GhanaSat-1, the first Ghanaian satellite, which was developed by a team of engineers that included Benjamin Bonsu, Ernest Teye Matey, and Joseph Quansah, was launched to the International Space Station (ISS) on a Falcon 9 rocket. It was released into outer space from the NanoRacks CubeSat Deployer (NRCSD), a device to deploy CubeSats into orbit from the International Space Station, in July 2017. GhanaSat-1 is being used to monitor environmental activities along Ghana’s coastline. GhanaSat-1 is a CubeSat, which belong to a class of research spacecraft called nanosatellites. The basic cube-shaped satellites measure ten centimetres on each side, weigh less than one and a half kilograms, and have a volume of about one litre. GhanaSat-1 was assembled and tested by students at All Nations University in Koforidua. The satellite cost about five hundred thousand dollars to manufacture and launch. Its power is generated from solar cells and stored in batteries.
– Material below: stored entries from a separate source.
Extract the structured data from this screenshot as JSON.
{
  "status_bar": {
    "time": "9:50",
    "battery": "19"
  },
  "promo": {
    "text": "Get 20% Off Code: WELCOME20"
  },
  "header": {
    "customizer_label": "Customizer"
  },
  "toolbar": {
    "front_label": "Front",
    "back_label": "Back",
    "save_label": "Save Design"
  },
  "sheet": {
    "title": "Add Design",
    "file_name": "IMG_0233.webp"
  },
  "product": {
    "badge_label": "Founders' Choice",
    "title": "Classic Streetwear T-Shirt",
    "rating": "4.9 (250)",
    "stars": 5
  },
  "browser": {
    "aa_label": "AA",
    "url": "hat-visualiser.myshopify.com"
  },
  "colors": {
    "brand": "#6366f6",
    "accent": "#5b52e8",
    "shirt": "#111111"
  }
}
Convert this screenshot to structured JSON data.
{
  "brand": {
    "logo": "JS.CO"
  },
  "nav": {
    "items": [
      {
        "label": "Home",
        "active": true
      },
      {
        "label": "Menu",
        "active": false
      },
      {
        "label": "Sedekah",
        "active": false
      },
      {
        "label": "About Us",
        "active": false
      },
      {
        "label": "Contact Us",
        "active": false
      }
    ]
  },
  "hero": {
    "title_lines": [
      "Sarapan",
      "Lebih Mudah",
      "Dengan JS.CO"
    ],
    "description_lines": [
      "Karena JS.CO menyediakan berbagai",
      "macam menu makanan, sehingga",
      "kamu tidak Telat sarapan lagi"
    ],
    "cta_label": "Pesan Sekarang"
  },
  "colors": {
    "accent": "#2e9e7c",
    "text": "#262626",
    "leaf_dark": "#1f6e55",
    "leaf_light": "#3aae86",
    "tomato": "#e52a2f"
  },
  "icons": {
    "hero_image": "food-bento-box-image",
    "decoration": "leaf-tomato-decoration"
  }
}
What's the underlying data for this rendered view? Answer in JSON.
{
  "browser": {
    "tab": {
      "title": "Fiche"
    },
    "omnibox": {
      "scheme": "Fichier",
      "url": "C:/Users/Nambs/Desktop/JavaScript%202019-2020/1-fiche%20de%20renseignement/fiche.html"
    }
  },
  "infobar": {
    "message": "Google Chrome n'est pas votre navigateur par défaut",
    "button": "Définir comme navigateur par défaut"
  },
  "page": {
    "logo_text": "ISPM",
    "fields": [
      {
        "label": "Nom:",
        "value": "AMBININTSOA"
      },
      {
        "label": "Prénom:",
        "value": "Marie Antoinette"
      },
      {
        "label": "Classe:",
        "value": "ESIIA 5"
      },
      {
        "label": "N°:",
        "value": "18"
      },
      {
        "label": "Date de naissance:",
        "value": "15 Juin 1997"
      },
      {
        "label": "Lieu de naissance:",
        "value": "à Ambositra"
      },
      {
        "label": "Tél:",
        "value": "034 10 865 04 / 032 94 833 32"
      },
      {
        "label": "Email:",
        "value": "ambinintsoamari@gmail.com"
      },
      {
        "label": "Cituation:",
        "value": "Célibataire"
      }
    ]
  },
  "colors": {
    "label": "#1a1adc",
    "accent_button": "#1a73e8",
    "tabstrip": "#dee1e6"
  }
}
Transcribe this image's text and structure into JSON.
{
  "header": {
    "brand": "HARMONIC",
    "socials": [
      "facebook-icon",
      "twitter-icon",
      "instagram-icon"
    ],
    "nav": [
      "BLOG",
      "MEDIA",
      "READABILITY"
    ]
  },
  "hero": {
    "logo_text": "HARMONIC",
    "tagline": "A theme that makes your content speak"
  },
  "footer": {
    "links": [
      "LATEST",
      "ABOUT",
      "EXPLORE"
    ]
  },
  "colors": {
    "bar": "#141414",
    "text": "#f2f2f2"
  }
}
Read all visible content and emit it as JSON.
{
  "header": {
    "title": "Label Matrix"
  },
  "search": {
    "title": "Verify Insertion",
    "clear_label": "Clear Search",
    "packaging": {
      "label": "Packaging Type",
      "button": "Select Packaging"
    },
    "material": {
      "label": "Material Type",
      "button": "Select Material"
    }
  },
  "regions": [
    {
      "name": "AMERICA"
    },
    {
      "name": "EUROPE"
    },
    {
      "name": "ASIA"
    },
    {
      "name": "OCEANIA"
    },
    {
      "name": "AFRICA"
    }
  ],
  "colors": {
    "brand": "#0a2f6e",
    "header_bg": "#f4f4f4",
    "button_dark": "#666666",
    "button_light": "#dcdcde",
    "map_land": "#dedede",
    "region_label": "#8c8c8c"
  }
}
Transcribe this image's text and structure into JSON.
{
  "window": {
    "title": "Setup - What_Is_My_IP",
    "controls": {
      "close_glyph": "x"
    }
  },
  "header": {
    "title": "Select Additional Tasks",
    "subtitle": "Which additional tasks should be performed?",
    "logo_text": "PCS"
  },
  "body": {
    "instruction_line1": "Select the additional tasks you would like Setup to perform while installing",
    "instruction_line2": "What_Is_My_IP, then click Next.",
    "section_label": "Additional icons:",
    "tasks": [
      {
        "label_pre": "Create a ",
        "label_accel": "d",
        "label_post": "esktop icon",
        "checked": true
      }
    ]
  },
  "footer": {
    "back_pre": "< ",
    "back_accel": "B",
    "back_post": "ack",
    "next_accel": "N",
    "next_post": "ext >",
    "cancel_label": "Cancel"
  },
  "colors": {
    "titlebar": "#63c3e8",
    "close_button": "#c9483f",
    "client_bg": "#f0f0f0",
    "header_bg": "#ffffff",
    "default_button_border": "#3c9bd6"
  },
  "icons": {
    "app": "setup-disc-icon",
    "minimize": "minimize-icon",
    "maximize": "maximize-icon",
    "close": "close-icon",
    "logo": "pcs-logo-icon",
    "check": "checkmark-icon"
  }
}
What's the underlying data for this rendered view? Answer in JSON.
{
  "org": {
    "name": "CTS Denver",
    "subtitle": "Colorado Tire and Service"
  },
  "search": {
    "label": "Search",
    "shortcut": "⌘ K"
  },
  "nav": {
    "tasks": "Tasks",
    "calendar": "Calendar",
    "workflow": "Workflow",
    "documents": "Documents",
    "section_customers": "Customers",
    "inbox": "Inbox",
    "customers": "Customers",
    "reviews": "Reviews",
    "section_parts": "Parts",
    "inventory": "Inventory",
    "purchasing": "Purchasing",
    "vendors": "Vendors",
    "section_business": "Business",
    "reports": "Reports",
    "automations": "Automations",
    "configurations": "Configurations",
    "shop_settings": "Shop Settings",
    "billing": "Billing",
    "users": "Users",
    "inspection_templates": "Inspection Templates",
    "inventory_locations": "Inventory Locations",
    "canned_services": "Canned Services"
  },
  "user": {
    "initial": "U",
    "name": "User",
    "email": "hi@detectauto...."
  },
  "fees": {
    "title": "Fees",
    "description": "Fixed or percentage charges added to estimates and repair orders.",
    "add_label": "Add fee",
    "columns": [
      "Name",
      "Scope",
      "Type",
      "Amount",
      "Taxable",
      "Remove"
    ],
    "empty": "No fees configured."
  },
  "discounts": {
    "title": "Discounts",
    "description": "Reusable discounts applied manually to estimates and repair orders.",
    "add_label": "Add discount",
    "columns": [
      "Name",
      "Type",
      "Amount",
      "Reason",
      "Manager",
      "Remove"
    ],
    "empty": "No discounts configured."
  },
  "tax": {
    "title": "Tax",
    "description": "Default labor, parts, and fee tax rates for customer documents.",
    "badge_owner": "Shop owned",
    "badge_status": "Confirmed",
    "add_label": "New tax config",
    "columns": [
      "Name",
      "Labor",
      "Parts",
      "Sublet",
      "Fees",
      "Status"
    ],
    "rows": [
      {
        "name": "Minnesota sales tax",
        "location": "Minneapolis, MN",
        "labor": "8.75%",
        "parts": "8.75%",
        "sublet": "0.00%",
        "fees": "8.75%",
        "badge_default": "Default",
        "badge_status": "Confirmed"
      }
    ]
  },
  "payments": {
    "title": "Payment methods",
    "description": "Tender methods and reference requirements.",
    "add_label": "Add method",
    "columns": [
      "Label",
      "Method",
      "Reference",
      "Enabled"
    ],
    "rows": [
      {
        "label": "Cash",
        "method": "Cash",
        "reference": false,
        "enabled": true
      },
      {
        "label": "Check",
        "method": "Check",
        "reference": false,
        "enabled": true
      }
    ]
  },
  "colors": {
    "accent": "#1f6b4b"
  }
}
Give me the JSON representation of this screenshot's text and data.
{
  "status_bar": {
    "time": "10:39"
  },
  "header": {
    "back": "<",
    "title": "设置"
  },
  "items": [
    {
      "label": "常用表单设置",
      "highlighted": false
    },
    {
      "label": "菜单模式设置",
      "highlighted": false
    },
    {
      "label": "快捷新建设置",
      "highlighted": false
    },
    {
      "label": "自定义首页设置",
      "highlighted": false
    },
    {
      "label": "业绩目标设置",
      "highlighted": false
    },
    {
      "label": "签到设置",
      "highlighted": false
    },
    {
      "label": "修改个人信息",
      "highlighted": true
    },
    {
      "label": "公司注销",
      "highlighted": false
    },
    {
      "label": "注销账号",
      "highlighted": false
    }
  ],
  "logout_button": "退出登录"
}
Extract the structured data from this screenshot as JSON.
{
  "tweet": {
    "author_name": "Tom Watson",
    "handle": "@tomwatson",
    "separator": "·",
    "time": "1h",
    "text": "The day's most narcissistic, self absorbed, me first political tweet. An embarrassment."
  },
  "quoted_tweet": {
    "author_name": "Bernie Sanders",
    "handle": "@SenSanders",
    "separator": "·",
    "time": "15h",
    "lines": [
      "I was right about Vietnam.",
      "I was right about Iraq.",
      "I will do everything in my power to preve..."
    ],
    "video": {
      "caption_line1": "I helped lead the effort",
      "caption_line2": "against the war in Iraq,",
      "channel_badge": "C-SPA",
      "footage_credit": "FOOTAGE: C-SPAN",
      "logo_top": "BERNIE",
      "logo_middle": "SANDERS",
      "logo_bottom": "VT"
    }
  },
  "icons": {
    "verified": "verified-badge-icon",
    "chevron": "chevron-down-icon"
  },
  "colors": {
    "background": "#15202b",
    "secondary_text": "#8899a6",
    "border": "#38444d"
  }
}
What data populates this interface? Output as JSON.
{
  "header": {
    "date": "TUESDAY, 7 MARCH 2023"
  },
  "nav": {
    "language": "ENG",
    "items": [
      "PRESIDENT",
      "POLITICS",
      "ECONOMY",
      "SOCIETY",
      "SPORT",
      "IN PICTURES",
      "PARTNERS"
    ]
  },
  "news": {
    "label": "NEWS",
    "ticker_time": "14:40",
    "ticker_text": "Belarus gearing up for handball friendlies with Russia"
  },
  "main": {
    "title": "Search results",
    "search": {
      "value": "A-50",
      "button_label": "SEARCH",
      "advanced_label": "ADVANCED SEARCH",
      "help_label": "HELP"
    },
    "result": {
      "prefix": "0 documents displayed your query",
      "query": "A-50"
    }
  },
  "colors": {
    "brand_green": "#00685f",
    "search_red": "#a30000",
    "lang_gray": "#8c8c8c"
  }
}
SpaceX launched the satellite on its CRS-11 mission, also known as SpX-11, to the International Space Station (ISS) in June 2017. The satellite was carried in a Dragon spacecraft on a Falcon 9 rocket, launched from NASA’s Kennedy Space Center Pad 39A. This was the 100th launch from Pad 39A and the first time SpaceX reused one of its Dragon capsules. This mission also carried CubeSats from Japan, Bangladesh, Nigeria, and Mongolia. The satellite launch was broadcast live and watched by over four hundred people at All Nations University. Ghana’s president Nana Akufo-Addo applauded the launch and congratulated the team directly. GhanaSat-1 orbits the planet every ninety-two minutes at a velocity of approximatively eight kilometres per second. Ghana plans to build GhanaSat-2 and GhanaSat-3. The primary objective of GhanaSat-2 will be to monitor water pollution, illegal mining, and deforestation. That is what we can say about GhanaSat-1, the first Ghanaian satellite.